WCP238

Letter (WCP238.238)

[1]

Ambleside

Sunday July 23rd.

My dear Violet1

It was so wet at Keswick that instead of going up into the mountains of Borrowdale as we had intended we came over here on Thursday & have had two fine days, but today is wet again. It is most difficult to make arrangements on account of the weather, but we want to go for a few days to a place about 10 miles from here close under some of the highest mountains, and then to Patterdale at the head of Ullswater, for a few days or a week, then to Settle where you can come to us as it is [2] much nearer than here & a very interesting mountainous country, but I will write to you again a day or two before your holidays begin telling you what trains to come by &c.

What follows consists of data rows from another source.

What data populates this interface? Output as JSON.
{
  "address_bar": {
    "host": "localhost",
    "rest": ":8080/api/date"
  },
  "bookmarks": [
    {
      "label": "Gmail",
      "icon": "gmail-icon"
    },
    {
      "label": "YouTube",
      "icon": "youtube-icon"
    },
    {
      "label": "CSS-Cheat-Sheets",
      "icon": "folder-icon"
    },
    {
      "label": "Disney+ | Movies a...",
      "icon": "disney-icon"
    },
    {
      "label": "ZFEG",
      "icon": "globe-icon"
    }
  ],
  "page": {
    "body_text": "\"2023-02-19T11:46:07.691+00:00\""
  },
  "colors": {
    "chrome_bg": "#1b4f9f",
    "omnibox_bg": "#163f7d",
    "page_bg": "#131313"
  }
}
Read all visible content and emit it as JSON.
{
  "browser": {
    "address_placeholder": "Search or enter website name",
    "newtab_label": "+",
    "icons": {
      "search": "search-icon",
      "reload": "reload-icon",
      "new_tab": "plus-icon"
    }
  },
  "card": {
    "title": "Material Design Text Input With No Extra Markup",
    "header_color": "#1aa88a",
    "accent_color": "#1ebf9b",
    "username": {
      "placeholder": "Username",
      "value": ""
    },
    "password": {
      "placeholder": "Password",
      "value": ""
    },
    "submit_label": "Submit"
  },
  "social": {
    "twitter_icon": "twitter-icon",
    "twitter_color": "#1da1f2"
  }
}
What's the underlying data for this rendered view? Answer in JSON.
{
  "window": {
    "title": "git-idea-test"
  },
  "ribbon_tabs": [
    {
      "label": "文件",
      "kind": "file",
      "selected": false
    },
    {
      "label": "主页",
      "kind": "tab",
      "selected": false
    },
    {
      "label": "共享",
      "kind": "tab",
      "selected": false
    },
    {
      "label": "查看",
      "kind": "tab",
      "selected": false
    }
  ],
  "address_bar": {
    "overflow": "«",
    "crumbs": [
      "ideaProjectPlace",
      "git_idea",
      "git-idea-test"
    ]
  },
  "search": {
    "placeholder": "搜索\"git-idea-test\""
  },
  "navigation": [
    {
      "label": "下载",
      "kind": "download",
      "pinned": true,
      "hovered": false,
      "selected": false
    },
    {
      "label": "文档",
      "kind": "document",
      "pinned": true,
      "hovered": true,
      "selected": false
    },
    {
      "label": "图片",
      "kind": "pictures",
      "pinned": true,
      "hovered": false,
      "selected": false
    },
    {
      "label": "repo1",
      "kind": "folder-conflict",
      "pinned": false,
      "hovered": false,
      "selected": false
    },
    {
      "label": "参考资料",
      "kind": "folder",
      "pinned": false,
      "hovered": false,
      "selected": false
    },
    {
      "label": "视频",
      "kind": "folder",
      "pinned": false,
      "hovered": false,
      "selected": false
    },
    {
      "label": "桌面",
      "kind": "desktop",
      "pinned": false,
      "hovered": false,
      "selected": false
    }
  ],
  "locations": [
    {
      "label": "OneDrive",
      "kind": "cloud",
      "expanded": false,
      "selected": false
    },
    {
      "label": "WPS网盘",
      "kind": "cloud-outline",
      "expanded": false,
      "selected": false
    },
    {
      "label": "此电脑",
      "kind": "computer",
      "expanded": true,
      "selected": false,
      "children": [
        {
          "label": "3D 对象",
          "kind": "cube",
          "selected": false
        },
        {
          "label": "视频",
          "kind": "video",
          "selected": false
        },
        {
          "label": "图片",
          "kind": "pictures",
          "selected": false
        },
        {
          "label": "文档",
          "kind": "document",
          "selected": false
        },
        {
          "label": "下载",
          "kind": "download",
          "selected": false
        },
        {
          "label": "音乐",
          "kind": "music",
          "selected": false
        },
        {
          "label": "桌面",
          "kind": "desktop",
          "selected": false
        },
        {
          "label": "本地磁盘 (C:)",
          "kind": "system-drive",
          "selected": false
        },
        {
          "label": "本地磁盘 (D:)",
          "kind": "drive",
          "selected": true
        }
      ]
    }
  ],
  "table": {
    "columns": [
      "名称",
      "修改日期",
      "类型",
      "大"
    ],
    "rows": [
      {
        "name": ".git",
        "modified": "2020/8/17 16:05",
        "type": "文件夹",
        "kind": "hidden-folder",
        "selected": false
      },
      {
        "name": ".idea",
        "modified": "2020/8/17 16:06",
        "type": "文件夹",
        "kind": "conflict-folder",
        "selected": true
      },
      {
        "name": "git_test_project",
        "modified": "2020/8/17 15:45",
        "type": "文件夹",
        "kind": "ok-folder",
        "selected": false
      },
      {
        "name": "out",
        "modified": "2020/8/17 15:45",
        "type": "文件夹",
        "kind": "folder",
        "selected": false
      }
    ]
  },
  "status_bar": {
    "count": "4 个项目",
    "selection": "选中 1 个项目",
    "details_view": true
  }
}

On Friday we had a fine walk, first to a waterfall which was very pretty, then up a small mountain over 1500 feet high, from the top of which we had a splendid view of the whole of Lake Windermere to the south & almost U all the mountains to the north and north-west: Then down into a fine valley & round the mountain home. It took us from 10am to 6pm. [3] Yesterday it was a fine breezy day & we went by steamer to Bowness about 8 miles down Windermere which gave us a fine view of the Mountains with a lake foreground. We walked up a hill about 400 feet to call on old Mrs Prett[?] (Mrs Benson’s mother). She is very old, 84, and feeble, but after a little while remembered us & our garden at Nutwood2 & the forget-me-nots Ma3 gave her, and the Shark’s teeth Will4 gave her! She has one of the most lovely places I have ever seen — a beautiful undulating small park with clumps of trees & rocks, all natural, and the most splendid views of the lakes and mountains beyond. Fine [4] glacial-drift soil in which any thing will grow, & a little spring & stream just below the house, — a perfectly ideal place. The Bensons live at Coniston 7 miles off, & just as we got back to Ambleside we encountered on landing the two youngest Miss Bensons & the two Vassals (who are visiting them). They had all been to a regatta at Bowness & had walked from Coniston to Ambleside about 8 miles from their house, & were then walking back! A letter addressed Post Office, Ambleside, will reach us for the next few days — say till Friday morning — after that, Post Office, Patterdale, Penrith. We shall have to stay somewhere, a night or two on the way back. I think of Matlock.

Your affectionate Papa | Alfred R. Wallace [signature]

Wallace, Violet Isabel (1869-1945). Daughter of ARW; teacher.
Wallace built Nutwood Cottage and lived there from May, 1881 to June, 1889.
Wallace (née Mitten), Annie (1846-1914). British. Wife of ARW; daughter of William Mitten.
Wallace, William Greenell (1871-1951). Son of ARW.